Supériorité de la science historique allemande

A M. Gabriel Monod. Toulouse, 30 août 1864

...

Je prends donc votre question tout à fait abstraitement. Il s'agit simplement de savoir si, étant donné un homme intelligent, instruit, muni de la meilleure éducation française, cet homme fera bien d'aller achever son éducation en Allemagne. Je réponds oui, sans hésтiter.

La plupart des grandes études historiques ont aujourd'hui leur centre et leur source en Allemagne. Cela est incontestable pour les études sanscrites et persanes, pour l'exégèse biblique tout entière, pour toute l'histoire et la philologie grecque et latine. Lorsqu'on arrive à l'histoire moderne, cela est moins vrai. Chaque nation, l'Angleterre, la France, a ses historiens originaux, et néanmoins, même dans ces provinces étrangères, dans l'histoire de l'Italie, de la Provence, de l'Espagne, les Allemands font autant que les nationaux.

Leur supériorité historique a deux causes. En premier lieu, ils sont philologues, ils vont aux textes mêmes, ils lisent les manuscrits et les documents inédits, ils viennent à Paris, à Oxford, à Dublin étudier les variantes. Leurs études sont de première main. Le défaut de l'éducation universitaire est de donner la science de seconde main, par des manuels, des résumés, des cours, des éditions toutes faites. Avant tout, un écrivain, un historien doit se mettre face à face et sans intermédiaire avec les monuments et les documents, tels qu'ils sont, frustes et mutilés, avant toute rectification et restauration.

En second lieu, ils sont philosophes. ‒ Presque tous ont suivi à l'Université, ou suivent pendant leurs études, un ou deux cours de philosophie, ce qui leur donne l'habitude de généraliser, de voir les objets par masses. De là leurs idées sur l'ensemble et le développement d'une civilisation entière ; et vous savez que dans les époques éloignées et sans chronologie, comme l'antiquité hébraïque et hindoue, c'est par ces considérations qu'on parvient à classer et à dater les documents.

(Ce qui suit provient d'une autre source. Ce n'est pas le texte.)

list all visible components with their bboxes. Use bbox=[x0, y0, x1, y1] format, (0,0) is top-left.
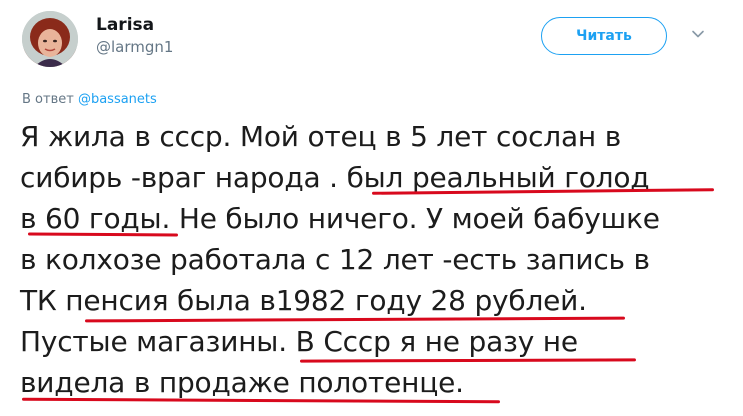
tweet-line: Я жила в ссср. Мой отец в 5 лет сослан в bbox=[20, 120, 622, 153]
tweet-card: Larisa @larmgn1 Читать В ответ @bassanet… bbox=[0, 0, 743, 416]
tweet-line: видела в продаже полотенце. bbox=[20, 366, 464, 399]
tweet-line: ТК пенсия была в1982 году 28 рублей. bbox=[20, 284, 587, 317]
user-name[interactable]: Larisa bbox=[96, 15, 154, 35]
chevron-down-icon[interactable] bbox=[690, 26, 706, 42]
reply-context: В ответ @bassanets bbox=[22, 92, 157, 107]
tweet-line: Пустые магазины. В Ссср я не разу не bbox=[20, 325, 578, 358]
user-handle[interactable]: @larmgn1 bbox=[96, 38, 173, 56]
avatar[interactable] bbox=[22, 11, 78, 67]
reply-prefix: В ответ bbox=[22, 92, 74, 107]
avatar-photo bbox=[22, 11, 78, 67]
reply-mention-link[interactable]: @bassanets bbox=[78, 92, 157, 107]
follow-button[interactable]: Читать bbox=[541, 17, 667, 55]
tweet-line: в колхозе работала с 12 лет -есть запись… bbox=[20, 243, 650, 276]
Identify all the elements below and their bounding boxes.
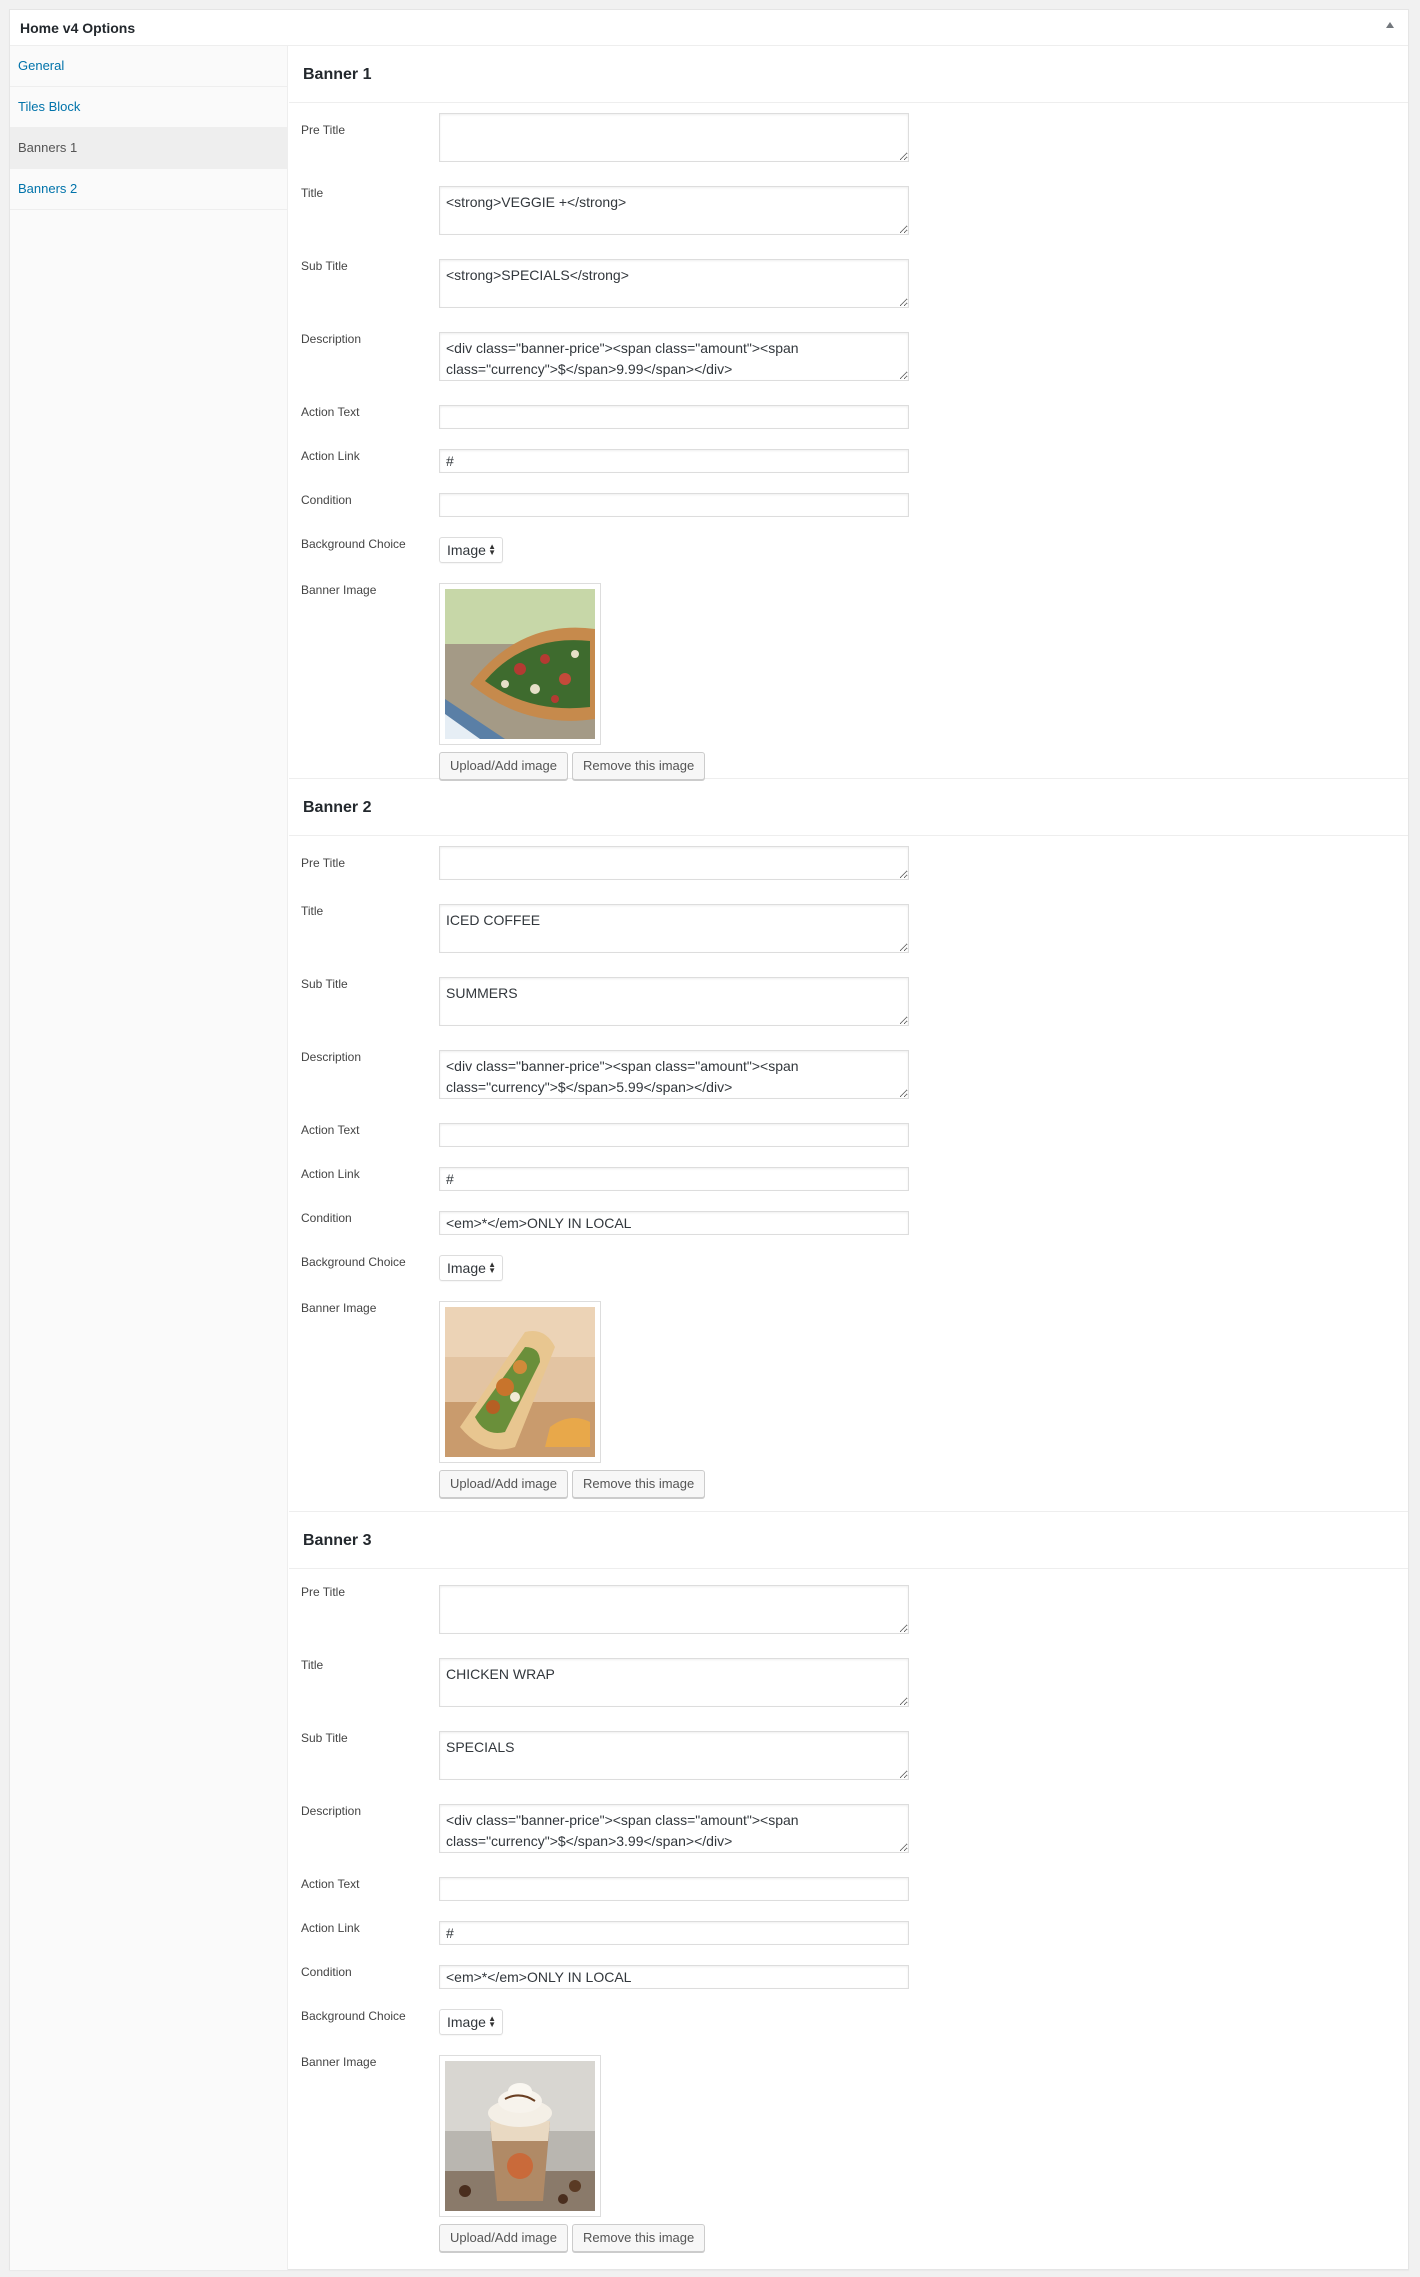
action-link-field[interactable] (439, 1167, 909, 1191)
description-field[interactable]: <div class="banner-price"><span class="a… (439, 1804, 909, 1853)
sub-title-field[interactable]: <strong>SPECIALS</strong> (439, 259, 909, 308)
condition-field[interactable] (439, 493, 909, 517)
updown-arrows-icon: ▲ ▼ (488, 542, 496, 557)
wrap-image (445, 1307, 595, 1457)
sub-title-label: Sub Title (301, 259, 348, 273)
background-choice-select[interactable]: Image ▲ ▼ (439, 537, 503, 563)
sub-title-label: Sub Title (301, 1731, 348, 1745)
pre-title-label: Pre Title (301, 123, 346, 137)
condition-label: Condition (301, 1211, 352, 1225)
sub-title-field[interactable]: SUMMERS (439, 977, 909, 1026)
action-text-field[interactable] (439, 1123, 909, 1147)
background-choice-label: Background Choice (301, 2009, 406, 2023)
sidebar-item-general[interactable]: General (10, 46, 287, 87)
banner-section: Banner 3 Pre Title Title CHICKEN WRAP Su… (289, 1512, 1408, 2257)
section-heading: Banner 1 (289, 46, 1408, 103)
action-link-label: Action Link (301, 449, 360, 463)
action-link-label: Action Link (301, 1167, 360, 1181)
panel-header[interactable]: Home v4 Options (10, 10, 1408, 46)
options-panel: Home v4 Options General Tiles Block Bann… (9, 9, 1409, 2270)
background-choice-label: Background Choice (301, 537, 406, 551)
description-label: Description (301, 332, 362, 346)
banner-image-label: Banner Image (301, 2055, 377, 2069)
condition-field[interactable] (439, 1211, 909, 1235)
background-choice-select[interactable]: Image ▲ ▼ (439, 2009, 503, 2035)
banner-image-thumbnail (439, 2055, 601, 2217)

Au retour, la France vous donnera quelque chose qui manque à l'Allemagne ; voyez des artistes, des peintres, des voyageurs, des gens du monde, surtout des romanciers, des observateurs comme Flaubert et Sainte-Beuve. Ceux-là seuls, et bien mieux que Gervinius ou Loessen, vous enseigneront à connaître l'individu, le personnage réel et vivant, et à le mettre en mouvement (H. Taine. Sa vie et sa correspondance, t. II, p.315-317).